As for the returning section SHOWCASE, it features a text by Mercedes Murguía Meca and Yolanda Madrid Alanís, Saint Elías, Links in a Sculptural Chain of Two Artists, on the statue of the aforementioned saint in the templo de Nuestra Señora de la Asunción (Temple of Our Lady of the Assumption), in Tlapanaloya, in the state of Mexico, which was restored in the Seminario-Taller de Restauración de Escultura Policromada (STREP, Polychrome Sculpture Restoration Seminar-Workshop), which provides an interesting review of the concept of unit as seen by Paul Philippot who, setting it out through the practical exercise of said cultural object, places it at the heart of the conflict between historical and aesthetic instances. It also reflects on the importance of broadening the concept of a unit to integrate artistic and stylistic tendencies. Thus, it invites us to think of the cultural asset from the point of view of a wider unit at the time of intervention.

As for the REVIEWS, María Sánchez Vega covers the course From Space to Data: Smart Survey Methods in Architecture and Archaeology, held in January 2023 at the Museo Nacional de Historia (MNH, National History Museum), Castillo de Chapultepec. It reveals the international solidarity Mexico received following the earthquakes of 2017, particularly the technical assistance provided by the Government of Hungary through the technical aid agreement it signed with Mexico in 2020. This permitted the acquisition of materials, equipment, and software to reinforce the Laboratorio de Imagen y Análisis Dimensional (LIAD, Laboratory for Image and Dimensional Analysis) in the Coordinación Nacional de Monumentos Históricos (CNMH, National Coordination of Historical Monuments), as well as organizing this course to facilitate the use of technologies, such as digital photogrammetry and three-dimensional models, given by Zsolt Vasáros and Mór Bendegúz Takáts, Hungarian experts.

Meanwhile, the ARCHIVE REVIEW was entrusted to Yeselda Chavarin Pineda, Miguel Ángel Valera Pérez, and María Guadalupe Tenorio Arvide, whose text A Look at the Map Library of the Benemérita Universidad Autónoma de Puebla, México; transports the reader to the imposing and valuable Jorge A. Vivó Escoto collection.
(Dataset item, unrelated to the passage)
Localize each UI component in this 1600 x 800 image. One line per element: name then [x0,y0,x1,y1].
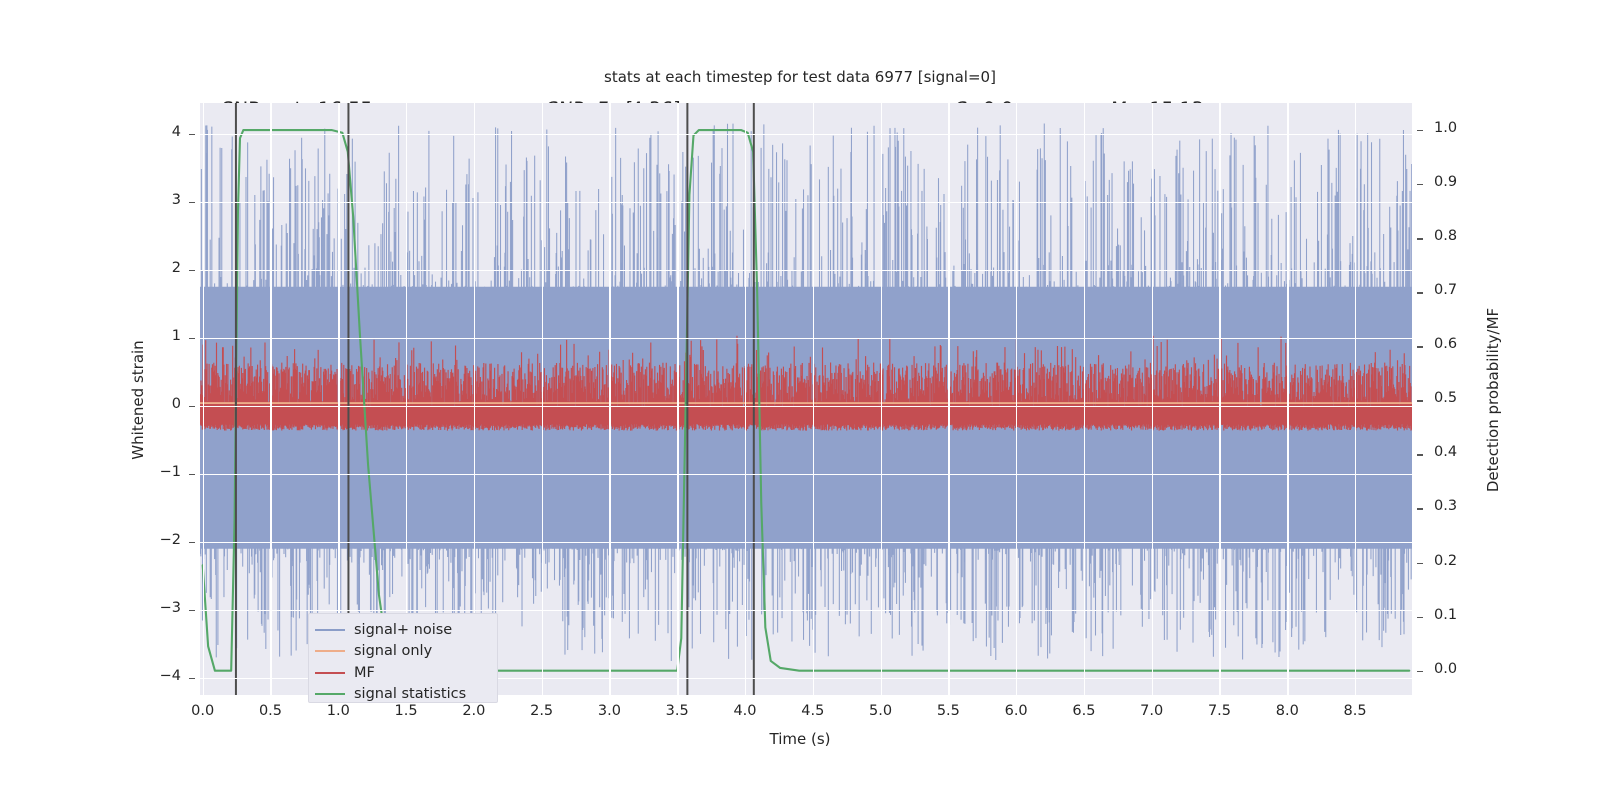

It is noteworthy that the map library was created in 1979, in the Earth Sciences Center, and subsequently expanded its activities due to the creation of the cartography laboratory, becoming a wider display. It is currently coordinated by the Departamento de Investigación en Ciencias Agrícolas (DICA, Agricultural Sciences Research Department), whose collection comprises over 13,000 documents organized in different collections and classified according to the geographical zone represented.

As noted, this issue presents the reader with a substantial number of works that, from their own specific areas of expertise, converge on caring for both aspects of heritage, cultural and natural. These texts also spontaneously recall the relevance of the 1980s signature of the Convention Concerning the Protection of the World Cultural and Natural Heritage, adopted in Paris on November 23, 1972, whose official platform doubtlessly fostered our country’s practice of caring for heritage.

This is the sum of contributions in the current number of Intervención which, bear in mind, has a permanent interest in our readers finding a statement or reflection within the texts that can be incorporated into professional exercise as a quality framework grounded in theory and practice.